Google Maps taking armchair explorers to the Amazon

TUMBIRA: Two women washed clothes in the dark water of the Rio Negro as a boat glided past with a camera-laden Google

A "trike" typically used to capture street scenes for Google's free online mapping service launched Thursday from the village of Tumbira in a first-ever project to let Internet users virtually explore the world's largest river, its wildlife and its communities.

The project was the brainchild of Amazonas Sustainable Foundation (FAS) which two years ago went to Google Earth with an ambitious vision of turning "Street View" into a river view in the lush and precious Amazon Basin.

"It is incredible; all those months of planning and then having this technology here," FAS project leader Gabriel Ribenboim told AFP as trikes went into action, one atop a boat and another pedaled on land.

"It is very important to show the world not only the environment and the way of life of the traditional population, but to sensitize the world to the challenges of climate change, deforestation and combating poverty."

Trikes have cameras that continuously snap images in every direction. The pictures are woven into Google Maps and Earth services so people can virtually peer about as if they were there.

Satellite positioning equipment on trikes pinpoints where images are gathered.

"When I saw this I thought of the first probe they sent to Mars," Jose Castro Caldas said as he took refuge in the shade next to a Street View trike in Tumbira.

"There must be masterminds at Google working on this," he continued. "But it is funny to see how rustic it is, too -- it is a bike with spoke tires."

The 30-year-old architect from Buenos Aires was in Tumbira helping construct an arts-and-crafts building to hawk local wares to tourists intrigued enough by what they see on Google Maps to visit in person.

"When I try to explain to people where I am, my friends think I must be in the middle of the jungle hunting to survive," Caldas said.

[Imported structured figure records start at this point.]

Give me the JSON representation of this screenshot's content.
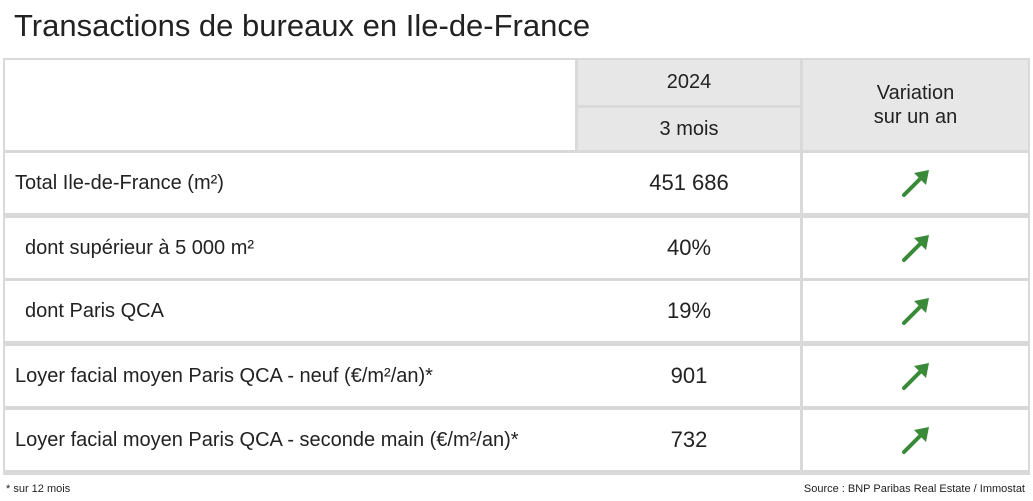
{
  "title": "Transactions de bureaux en Ile-de-France",
  "table": {
    "header": {
      "year": "2024",
      "period": "3 mois",
      "variation": [
        "Variation",
        "sur un an"
      ]
    },
    "rows": [
      [
        "Total Ile-de-France (m²)",
        "451 686"
      ],
      [
        "dont supérieur à 5 000 m²",
        "40%"
      ],
      [
        "dont Paris QCA",
        "19%"
      ],
      [
        "Loyer facial moyen Paris QCA - neuf (€/m²/an)*",
        "901"
      ],
      [
        "Loyer facial moyen Paris QCA - seconde main (€/m²/an)*",
        "732"
      ]
    ]
  },
  "footnote": "* sur 12 mois",
  "source": "Source : BNP Paribas Real Estate / Immostat"
}
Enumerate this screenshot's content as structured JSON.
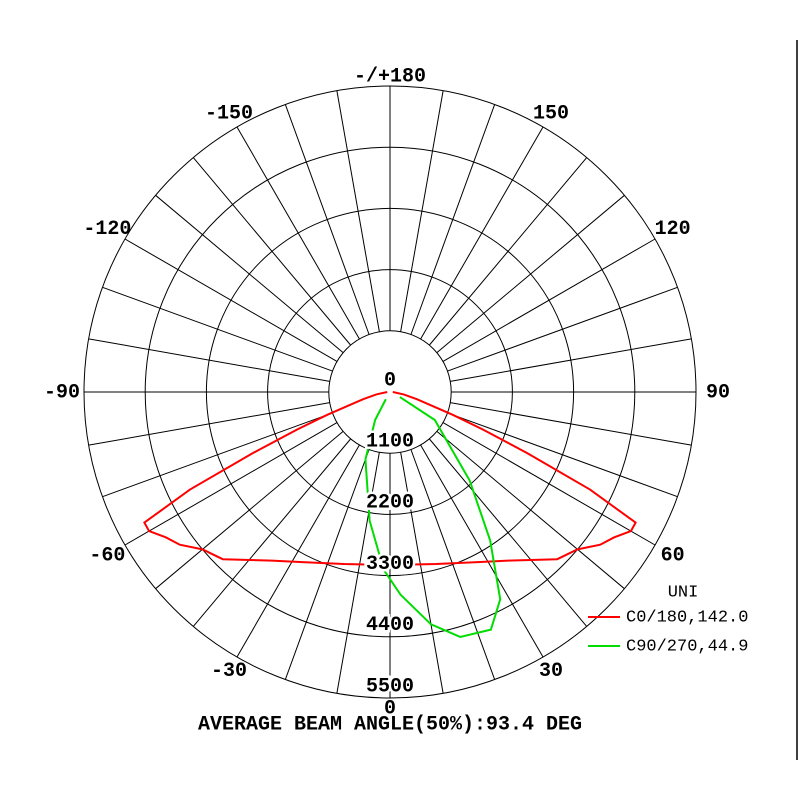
{
  "chart_data": {
    "type": "polar",
    "title": "AVERAGE BEAM ANGLE(50%):93.4 DEG",
    "rlim": [
      0,
      5500
    ],
    "rticks": [
      0,
      1100,
      2200,
      3300,
      4400,
      5500
    ],
    "angle_ticks": [
      0,
      30,
      60,
      90,
      120,
      150,
      {
        "value": 180,
        "label": "-/+180"
      },
      -150,
      -120,
      -90,
      -60,
      -30
    ],
    "angle_grid_step": 10,
    "legend_title": "UNI",
    "legend_position": "lower right",
    "series": [
      {
        "name": "C0/180,142.0",
        "color": "#ff0000",
        "x": [
          -90,
          -80,
          -75,
          -70,
          -68,
          -66,
          -64,
          -62,
          -60,
          -57,
          -54,
          -50,
          -45,
          -35,
          -28,
          -15,
          0,
          15,
          28,
          35,
          45,
          50,
          54,
          57,
          60,
          62,
          64,
          66,
          68,
          70,
          75,
          80,
          90
        ],
        "values": [
          50,
          250,
          500,
          1200,
          1800,
          2700,
          4000,
          5000,
          5000,
          4800,
          4670,
          4400,
          4250,
          3700,
          3460,
          3200,
          3110,
          3200,
          3460,
          3700,
          4250,
          4400,
          4670,
          4800,
          5000,
          5000,
          4000,
          2700,
          1800,
          1200,
          500,
          250,
          50
        ]
      },
      {
        "name": "C90/270,44.9",
        "color": "#00dd00",
        "x": [
          -30,
          -28,
          -20,
          -9,
          -2,
          3,
          10,
          16,
          23,
          28,
          34,
          42,
          58,
          63
        ],
        "values": [
          150,
          570,
          1290,
          2340,
          3200,
          3650,
          4240,
          4580,
          4640,
          4220,
          3220,
          2140,
          950,
          200
        ]
      }
    ]
  }
}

"Even I didn't know where I was coming to before I got here," he continued. "Now, people are going to see this."

One trike travels by river, documenting the journey, while a second is ridden, or pushed if necessary, through riverside communities.

Members of a Google team on Wednesday began teaching FAS members and local residents how to use the trikes and a special tripod-mounted camera tailored for capturing insides of schools, community centers, and other public spaces.

The camera, with a fish-eye lens to take panoramic sky-to-ground images, will also be used to recreate walks along rain-forest trails.

"We want the world to see that the Amazon is not a place only with plants and animals," said FAS chief executive Virgilio Viana.

"It is also a place with people, and people who are not completely at odds with the current thinking of global sustainability."

FAS hopes that the Google project will not only entice people to experience the wonder of the Amazon in real life, but show that people can thrive in harmony with the rain forest.

"People have learned how to live here for centuries," Viana said. "In a way, this partnership with Google is a window that opens for us to show that there is a solution," Viana added as he gazed out at the Rio Negro.

"Deforestation is not the result of stupidity," he went on. "It is an economic decision; so we have to make people earn money with the forest standing."